Beibringen. Beibringen. Sie versuchte, sich an seine Worte zu klammern.

Dann spürte sie, wie er sie mit sich zog, und ehe sie sichs versah, waren sie schon in der Nacht verschwunden.

13.

Kapitel

Samantha erwachte bei Tagesanbruch und warf einen Blick neben sich. Da lag dieser Typ bei ihr im Bett, Sam. Es war so einfach gewesen, ihn zu verführen, dass sie beinahe schon ein schlechtes Gewissen hatte. Natürlich wusste sie, dass sie gegen ein Gesetz verstoßen hatte, indem sie mit einem Menschen schlief, aber weil dieses Exemplar so jung und knackig war, hatte sie beschlossen, es nicht zu genau zu nehmen. Warum auch? Niemand würde je davon erfahren. Selbstverständlich würde sie selbst es niemandem erzählen, und diesen Sam würde sie einfach nicht lange genug leben lassen, als dass er es jemandem verraten könnte. Dann und wann – etwa alle hundert Jahre – musste sie sich das gönnen. Diesen Luxus nahm sie sich einfach heraus.

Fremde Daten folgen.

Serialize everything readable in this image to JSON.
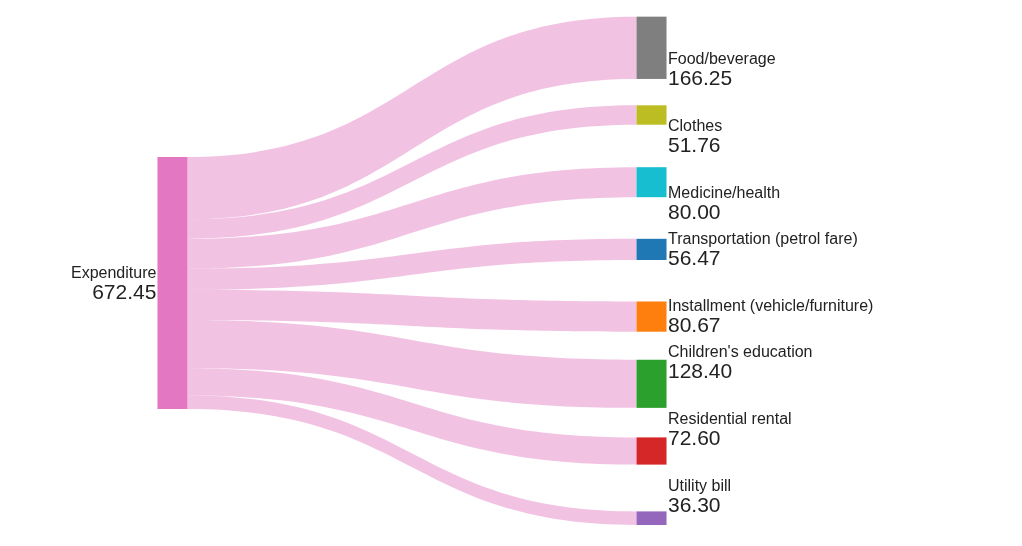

Außerdem hatte er etwas an sich, etwas Besonderes, das ihn für einen Menschen fast erträglich machte. Sogar mehr als erträglich, wenn sie ehrlich zu sich selbst war. Doch sie konnte nicht genau sagen, was es war – das machte ihr mehr zu schaffen als alles andere.

Innerlich aufgewühlt setzte sie sich auf, immer noch nackt, und sprang mit einer einzigen geschmeidigen Bewegung aus dem Bett. Leise spazierte sie durchs Zimmer, sammelte ihre Kleider ein und zog sich schnell an. Als sie durch die Glasschiebetüren nach draußen sah, dämmerte gerade der Morgen. Welch eine Ironie, dachte sie. Nachts zu schlafen und morgens aufzuwachen. Genau wie ein Mensch. Der Gedanke verursachte ihr Übelkeit, aber manchmal musste man eben Zugeständnisse machen.